Setting up Copilot in RStudio

So here's a demo of how it looks. Notice that it says Copilot completion response received. So as you're writing, it's gonna be going over and hitting the API, which is the other big difference, is that with the regular dropdown autocomplete that we're used to, that's all inside the RStudio IDE installation files, right? But with Copilot, this is something that is actually going out, right? To the Copilot API and sending the code that you have and the comments and all that, and then sending back the request, excuse me, the responses, right?

So this is something that, of course, being in pharma, that's something I'm sure that there's gonna be some things that you're gonna have to talk through within your organization to be able to use. But even in your personal life, if you're recording from home and stuff, this may be something that you can use immediately.

What you do today, once you upgrade your RStudio IDE, you'll see on the global settings, a new option at the bottom called Copilot, and that's where you're gonna turn it on, right? You start the process, and then it'll walk you through getting the token from GitHub, and then you'll be able to use it, right? So that's what you will have to use in order to get it to work.

Demo: using Copilot to write a game solver

So here, what Tom was wanting to show is how we can use it to create a quick game-solving code, and that you can be using very specific and simple comments can get you there. So what we want is to be able to, for it to create a few functions that would solve a game, and that's whenever there's multiple little words like this, like what is the word that is supposed to be across all these words, right?

So he takes the example here of the actual answers, but what we want is for it to actually give me the, for it to solve it for me. So you'll notice here, I start by getting the latest for today of whatever date I want to put in. He puts all these comments in order to get it right, right? So it's gonna download, excuse me, yeah, it's gonna download the proper date for that day's puzzle, and it's gonna replace it with dashes instead of forward slashes, and create the URL that I need in order to download the latest file, right?

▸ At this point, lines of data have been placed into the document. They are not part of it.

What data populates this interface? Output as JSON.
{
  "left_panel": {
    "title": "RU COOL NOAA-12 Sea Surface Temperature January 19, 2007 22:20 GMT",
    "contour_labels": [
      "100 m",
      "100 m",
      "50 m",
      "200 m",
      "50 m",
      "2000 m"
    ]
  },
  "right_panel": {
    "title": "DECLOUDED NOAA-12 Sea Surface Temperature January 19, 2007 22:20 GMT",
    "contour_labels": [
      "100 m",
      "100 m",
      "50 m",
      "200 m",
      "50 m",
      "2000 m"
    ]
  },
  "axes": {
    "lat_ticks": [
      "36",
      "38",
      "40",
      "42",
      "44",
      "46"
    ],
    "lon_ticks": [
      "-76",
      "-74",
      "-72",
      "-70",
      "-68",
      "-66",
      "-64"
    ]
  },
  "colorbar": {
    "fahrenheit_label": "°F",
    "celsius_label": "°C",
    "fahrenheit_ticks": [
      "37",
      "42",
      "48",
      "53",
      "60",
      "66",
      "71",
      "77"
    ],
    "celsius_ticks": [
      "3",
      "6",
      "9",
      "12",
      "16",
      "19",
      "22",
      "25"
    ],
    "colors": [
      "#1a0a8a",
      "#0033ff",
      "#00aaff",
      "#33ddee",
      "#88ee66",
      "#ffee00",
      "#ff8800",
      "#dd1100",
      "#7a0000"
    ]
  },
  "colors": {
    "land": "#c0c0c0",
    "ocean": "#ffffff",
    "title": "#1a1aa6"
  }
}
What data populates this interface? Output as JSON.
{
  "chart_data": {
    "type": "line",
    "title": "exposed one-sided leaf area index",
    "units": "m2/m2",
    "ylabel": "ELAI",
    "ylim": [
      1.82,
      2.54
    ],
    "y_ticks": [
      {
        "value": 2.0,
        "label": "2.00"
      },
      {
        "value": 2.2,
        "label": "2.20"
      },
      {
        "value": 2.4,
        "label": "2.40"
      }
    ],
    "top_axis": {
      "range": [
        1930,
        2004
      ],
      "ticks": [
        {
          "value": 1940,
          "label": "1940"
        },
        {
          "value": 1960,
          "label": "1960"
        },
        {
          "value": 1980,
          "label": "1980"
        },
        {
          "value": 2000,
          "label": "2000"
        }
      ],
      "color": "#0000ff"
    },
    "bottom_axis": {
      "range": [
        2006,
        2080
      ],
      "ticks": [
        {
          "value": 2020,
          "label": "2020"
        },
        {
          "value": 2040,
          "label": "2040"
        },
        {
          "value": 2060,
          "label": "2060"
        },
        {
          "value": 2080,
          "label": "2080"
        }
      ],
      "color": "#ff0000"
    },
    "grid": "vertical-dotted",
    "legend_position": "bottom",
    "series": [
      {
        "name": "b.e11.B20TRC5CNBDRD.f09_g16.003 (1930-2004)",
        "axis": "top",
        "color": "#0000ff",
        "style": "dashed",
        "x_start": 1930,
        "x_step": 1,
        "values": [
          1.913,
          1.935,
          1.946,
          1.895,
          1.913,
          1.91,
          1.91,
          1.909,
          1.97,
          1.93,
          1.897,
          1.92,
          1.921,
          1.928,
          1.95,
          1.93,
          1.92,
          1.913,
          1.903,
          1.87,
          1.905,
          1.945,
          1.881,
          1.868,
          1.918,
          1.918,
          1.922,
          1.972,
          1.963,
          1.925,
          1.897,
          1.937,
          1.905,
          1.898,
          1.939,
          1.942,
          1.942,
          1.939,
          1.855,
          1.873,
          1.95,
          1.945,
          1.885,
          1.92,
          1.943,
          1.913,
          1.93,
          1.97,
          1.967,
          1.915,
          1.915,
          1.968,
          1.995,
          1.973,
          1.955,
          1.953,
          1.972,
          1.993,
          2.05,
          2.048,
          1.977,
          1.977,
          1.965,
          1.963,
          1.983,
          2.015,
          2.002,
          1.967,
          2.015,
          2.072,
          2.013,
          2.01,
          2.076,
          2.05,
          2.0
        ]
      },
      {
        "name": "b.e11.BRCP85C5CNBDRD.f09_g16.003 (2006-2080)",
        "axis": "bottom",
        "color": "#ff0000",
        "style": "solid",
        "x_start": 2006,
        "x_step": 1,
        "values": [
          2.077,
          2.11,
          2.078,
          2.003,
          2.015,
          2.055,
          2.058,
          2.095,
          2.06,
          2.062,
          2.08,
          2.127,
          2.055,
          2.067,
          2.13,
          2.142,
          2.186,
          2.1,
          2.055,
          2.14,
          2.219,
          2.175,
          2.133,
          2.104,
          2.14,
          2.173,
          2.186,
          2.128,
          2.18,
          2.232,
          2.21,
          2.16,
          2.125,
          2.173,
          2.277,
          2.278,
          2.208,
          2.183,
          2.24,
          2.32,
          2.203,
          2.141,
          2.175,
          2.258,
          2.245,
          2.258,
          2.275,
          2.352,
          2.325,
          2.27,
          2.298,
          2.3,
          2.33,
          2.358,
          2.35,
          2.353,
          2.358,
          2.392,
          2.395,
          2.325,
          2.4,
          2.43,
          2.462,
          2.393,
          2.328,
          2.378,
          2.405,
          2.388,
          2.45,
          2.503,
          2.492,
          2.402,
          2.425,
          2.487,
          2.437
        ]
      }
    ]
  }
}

I think I'm running out of time here. So then we can see how Tom used it here to create the actual functions that will find and replace through dredgex the underscores based on the words that are like your hint words, right? But notice that all he's doing is just adding the comments, right? And those comments serve as a prompt for Copilot to use.

And of course, we're gonna share the link to this so you can see we also have the entire document that you can recreate if you want to. And then he used it to create all of it all the way down to where you can start with just guess word and you put in the date and that will pick up the clues and come up with responses. In this case, you notice that the program that was 99.99% created by Copilot is working with no problems.

that was 99.99% created by Copilot is working with no problems.

Alternative: the chatter package

The other way that we can talk to LLMs is through chatter. It's a new package, and this one, you don't need to upgrade RStudio. You just install it from GitHub. And this will be more like you're used to today where you can actually chat with JGPT via the RStudio ID. It's a shiny app that you can copy the code that it comes back and or just transfer it directly. So thank you. I appreciate y'all's time.